Parce que j’ai compris que ce n’était plus le cas. Je ne connais pas les détails mais une époque où on a pu vivre de sa musique c’est forcément le bon vieux temps. Il a l’air d’avoir la quarantaine, il a dû en vivre pas mal des choses j’ai l’impression. J’ai envie de tout savoir.
« J’étais dans un band, avant. Avec un tour bus et tout. »
« Wow sérieux ? Trop bien ! »
Je suis comme un gosse.
« J’ai fait le tour de l’Australie en van et je joue de la musique. C’est presque ça mais pas du tout en même temps. »
Je dis n’importe quoi, ça me fait rire.
« Non sérieux c’était quoi le nom du groupe ? Vous êtes sur Spotify ? »
Parce que j’ai vraiment envie d’écouter ça.
« Et je sais pas si t’es très réseaux sociaux mais j’aimerai bien qu’on s’échange nos coordonnés ou quoi pour garder contact. Parce que mec, j’en reviens toujours pas de cet enchaînement de notes que tu m’as sorti tout à l’heure. Je suis encore novice dans l’écriture de la musique et avoir des conseils d’un gars comme toi qui s’y connait bien ça m’inspire. Ca me motive. »
Je parle beaucoup. Je suis excité. Un tour bus quoi ! Il a eu un tour bus ! UN TOUR BUS ! Je suis trop jaloux.
« Si ça t’ennuie pas un jour faudra que je te joue mes deux autres chansons. »
Si ça ne tenait qu’à moi je le ferai maintenant mais j’ai pas envie de le saouler. Il a peut être d’autres trucs à faire ce soir. Ou pas. Après tout il a payé une tournée, c’est à mon tour de le faire quand on aura vidé nos verres. On risque de rester encore un moment. Ca me va.

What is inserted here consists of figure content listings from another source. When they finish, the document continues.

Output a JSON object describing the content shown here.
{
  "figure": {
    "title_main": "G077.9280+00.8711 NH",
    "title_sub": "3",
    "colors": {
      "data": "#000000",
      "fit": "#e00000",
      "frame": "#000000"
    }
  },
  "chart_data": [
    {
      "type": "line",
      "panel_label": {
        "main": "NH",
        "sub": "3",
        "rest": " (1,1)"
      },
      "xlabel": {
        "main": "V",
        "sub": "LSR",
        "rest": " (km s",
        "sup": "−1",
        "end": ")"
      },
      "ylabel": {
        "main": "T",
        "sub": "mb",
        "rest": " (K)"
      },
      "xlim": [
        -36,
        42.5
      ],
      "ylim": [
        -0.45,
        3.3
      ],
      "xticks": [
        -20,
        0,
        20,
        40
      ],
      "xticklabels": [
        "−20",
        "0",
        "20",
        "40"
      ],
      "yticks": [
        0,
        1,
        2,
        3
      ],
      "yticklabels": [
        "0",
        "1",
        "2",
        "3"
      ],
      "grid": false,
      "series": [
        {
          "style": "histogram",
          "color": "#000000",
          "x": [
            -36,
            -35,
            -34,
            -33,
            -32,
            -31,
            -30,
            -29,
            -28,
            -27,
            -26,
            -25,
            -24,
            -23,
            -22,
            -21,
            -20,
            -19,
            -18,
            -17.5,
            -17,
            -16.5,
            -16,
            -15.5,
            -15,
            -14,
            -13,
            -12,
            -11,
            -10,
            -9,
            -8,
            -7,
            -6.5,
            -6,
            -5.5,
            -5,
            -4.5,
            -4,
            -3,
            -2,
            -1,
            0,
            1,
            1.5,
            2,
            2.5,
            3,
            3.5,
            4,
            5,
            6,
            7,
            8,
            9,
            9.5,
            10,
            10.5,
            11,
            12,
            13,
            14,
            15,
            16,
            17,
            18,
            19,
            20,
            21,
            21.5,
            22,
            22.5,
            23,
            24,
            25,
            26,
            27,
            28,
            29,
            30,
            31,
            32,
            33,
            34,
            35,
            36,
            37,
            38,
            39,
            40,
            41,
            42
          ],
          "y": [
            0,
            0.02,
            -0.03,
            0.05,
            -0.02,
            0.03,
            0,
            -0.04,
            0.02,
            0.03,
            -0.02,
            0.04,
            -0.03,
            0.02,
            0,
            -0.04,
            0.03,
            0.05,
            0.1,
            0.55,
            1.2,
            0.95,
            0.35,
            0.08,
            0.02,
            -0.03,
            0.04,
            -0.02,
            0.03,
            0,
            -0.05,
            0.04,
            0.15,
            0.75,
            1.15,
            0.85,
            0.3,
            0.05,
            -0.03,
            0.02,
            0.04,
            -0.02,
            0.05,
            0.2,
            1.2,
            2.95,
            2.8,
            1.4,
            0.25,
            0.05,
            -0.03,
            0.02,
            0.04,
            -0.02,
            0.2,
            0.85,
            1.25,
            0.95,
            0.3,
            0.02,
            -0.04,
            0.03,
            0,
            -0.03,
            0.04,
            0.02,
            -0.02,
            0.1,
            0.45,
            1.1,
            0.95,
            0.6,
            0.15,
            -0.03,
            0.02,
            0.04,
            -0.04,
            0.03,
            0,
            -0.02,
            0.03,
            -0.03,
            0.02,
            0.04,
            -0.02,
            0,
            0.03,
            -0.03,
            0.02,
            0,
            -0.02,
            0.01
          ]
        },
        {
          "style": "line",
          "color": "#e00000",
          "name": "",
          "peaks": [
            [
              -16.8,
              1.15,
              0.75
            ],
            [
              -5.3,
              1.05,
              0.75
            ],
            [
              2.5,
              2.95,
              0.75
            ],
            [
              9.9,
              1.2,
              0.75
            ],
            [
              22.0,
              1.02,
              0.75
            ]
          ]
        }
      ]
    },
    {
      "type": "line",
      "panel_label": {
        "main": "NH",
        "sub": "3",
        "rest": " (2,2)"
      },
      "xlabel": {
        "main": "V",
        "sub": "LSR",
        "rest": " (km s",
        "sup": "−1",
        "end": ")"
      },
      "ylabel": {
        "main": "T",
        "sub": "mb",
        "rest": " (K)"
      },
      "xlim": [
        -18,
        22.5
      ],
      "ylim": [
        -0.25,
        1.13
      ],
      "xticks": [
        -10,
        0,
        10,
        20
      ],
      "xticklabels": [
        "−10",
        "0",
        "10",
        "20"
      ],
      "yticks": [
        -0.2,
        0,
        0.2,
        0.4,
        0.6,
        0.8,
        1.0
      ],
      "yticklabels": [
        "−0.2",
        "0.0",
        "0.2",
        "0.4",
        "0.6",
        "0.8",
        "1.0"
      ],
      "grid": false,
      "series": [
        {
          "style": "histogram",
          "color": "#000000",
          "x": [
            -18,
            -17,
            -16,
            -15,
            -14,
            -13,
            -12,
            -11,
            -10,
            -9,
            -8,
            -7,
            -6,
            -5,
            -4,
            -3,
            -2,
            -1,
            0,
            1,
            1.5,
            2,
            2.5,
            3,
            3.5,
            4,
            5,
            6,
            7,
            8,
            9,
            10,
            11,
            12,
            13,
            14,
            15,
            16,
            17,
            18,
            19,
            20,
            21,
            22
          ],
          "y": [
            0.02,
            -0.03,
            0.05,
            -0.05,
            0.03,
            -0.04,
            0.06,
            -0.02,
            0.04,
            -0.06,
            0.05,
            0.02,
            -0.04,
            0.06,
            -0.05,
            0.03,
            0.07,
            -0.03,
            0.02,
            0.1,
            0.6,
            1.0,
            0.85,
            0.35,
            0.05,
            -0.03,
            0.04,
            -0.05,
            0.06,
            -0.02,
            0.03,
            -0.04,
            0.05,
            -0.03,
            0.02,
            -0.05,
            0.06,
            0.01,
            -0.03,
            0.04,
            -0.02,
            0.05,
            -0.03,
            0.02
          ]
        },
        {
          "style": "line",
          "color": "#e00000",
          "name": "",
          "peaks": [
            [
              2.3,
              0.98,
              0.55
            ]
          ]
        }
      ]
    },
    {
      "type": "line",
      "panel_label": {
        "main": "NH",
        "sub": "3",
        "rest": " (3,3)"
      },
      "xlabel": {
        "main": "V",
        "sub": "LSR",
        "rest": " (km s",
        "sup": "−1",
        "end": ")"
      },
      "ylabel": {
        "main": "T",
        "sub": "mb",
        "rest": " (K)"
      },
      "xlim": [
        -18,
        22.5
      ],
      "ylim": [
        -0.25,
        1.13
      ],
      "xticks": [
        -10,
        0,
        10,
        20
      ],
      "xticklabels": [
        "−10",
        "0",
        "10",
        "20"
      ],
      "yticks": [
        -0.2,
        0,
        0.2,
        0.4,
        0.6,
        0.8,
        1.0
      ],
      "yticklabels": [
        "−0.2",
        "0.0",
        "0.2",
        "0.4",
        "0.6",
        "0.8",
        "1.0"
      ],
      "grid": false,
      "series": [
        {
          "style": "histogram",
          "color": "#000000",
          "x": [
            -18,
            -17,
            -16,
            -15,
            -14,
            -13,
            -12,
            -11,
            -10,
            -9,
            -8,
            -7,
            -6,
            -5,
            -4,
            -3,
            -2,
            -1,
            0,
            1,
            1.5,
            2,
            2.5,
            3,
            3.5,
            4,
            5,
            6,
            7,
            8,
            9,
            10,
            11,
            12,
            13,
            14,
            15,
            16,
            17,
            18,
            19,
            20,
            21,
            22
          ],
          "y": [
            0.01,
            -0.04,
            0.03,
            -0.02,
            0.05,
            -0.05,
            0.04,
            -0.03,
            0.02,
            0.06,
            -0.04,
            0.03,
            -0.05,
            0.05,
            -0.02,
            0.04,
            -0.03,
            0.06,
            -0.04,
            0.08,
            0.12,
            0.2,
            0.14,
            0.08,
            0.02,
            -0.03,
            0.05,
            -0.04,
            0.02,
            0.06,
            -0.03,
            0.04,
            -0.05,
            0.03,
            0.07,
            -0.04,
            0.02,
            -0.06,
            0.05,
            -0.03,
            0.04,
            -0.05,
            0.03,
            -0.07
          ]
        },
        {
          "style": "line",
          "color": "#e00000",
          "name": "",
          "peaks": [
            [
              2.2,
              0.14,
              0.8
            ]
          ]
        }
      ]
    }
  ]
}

Loin de moi l’idée de faire cool, de jouer sur l’importance de ce que le passé avait pu prendre pour moi, de m'en vanter. Kane me semble être terre à terre comme mec, pas compliqué, pas axé sur les apparences, pas méfiant. Et surtout, je m’en balance d’en jeter, peu importe la définition de. J’ai aucune fibre sensationnaliste, aucun besoin de vedettariat, aucune envie de me faire un fan supplémentaire. Et je souris, mollement, lorsqu’il s’emporte en tentant de comparer, reléguant son histoire de roadtrip au second plan alors qu’elle m’impressionne, qu’elle me rappelle le bon d’avant, quand aucun agent n’avait bousillé la relation que je pouvais entretenir avec mes meilleurs potes, mes musiciens. Quand on avait un vieux Westfalia et Jude à mes côtés. Quand c’était simple. « Ça a plus que le potentiel de. J’aime beaucoup l'idée. » et j’esquisse un sourire à son intention, parce qu’il a pas besoin de jouer à ce jeu-là avec moi. Parce que c’est sa guitare, là, et les mélodies qui pullulent dans sa tête qui comptent, et pas le reste, pas les apparences, pas la superficialité, pas ce besoin d’être en tête de billboard. Lui rendant sa guitare, je ne peux empêcher un rire de franchir mes lèvres, lorsqu’il parle de réseaux sociaux. Non sans être impoli, je doute que mes capacités de mammouth me permettent de faire autre chose que de me gratter le crâne jusqu’à calvitie devant ce qui semble contrôler les jeunes de nos jours. Damn, je me sens vieux là de suite. « J’ai… un numéro. Une adresse. » et un pigeon voyageur, et un bipper. Je retiens mon sarcasme innocent, pensant à la ligne fixe à la maison, au digit civique de B&B. Ellie roulerait des yeux et lui filerait son compte Facebook ou qu’en sais-je, pour ma part j’ai toujours été vieux jeu et malhabile avec la technologie. « Et j’ai aussi tout mon temps. T’es ok sur la bière? » pourquoi se presser quand tout va, pourquoi précipiter quand on a le temps du monde et des secondes en extra. Je lorgne sur sa bouteille qui me semble avoir gardé le niveau, et les mélodies qu’il m’a mentionnées ne font que reprendre en intérêt à mon sens, maintenant que je l’encourage à jouer.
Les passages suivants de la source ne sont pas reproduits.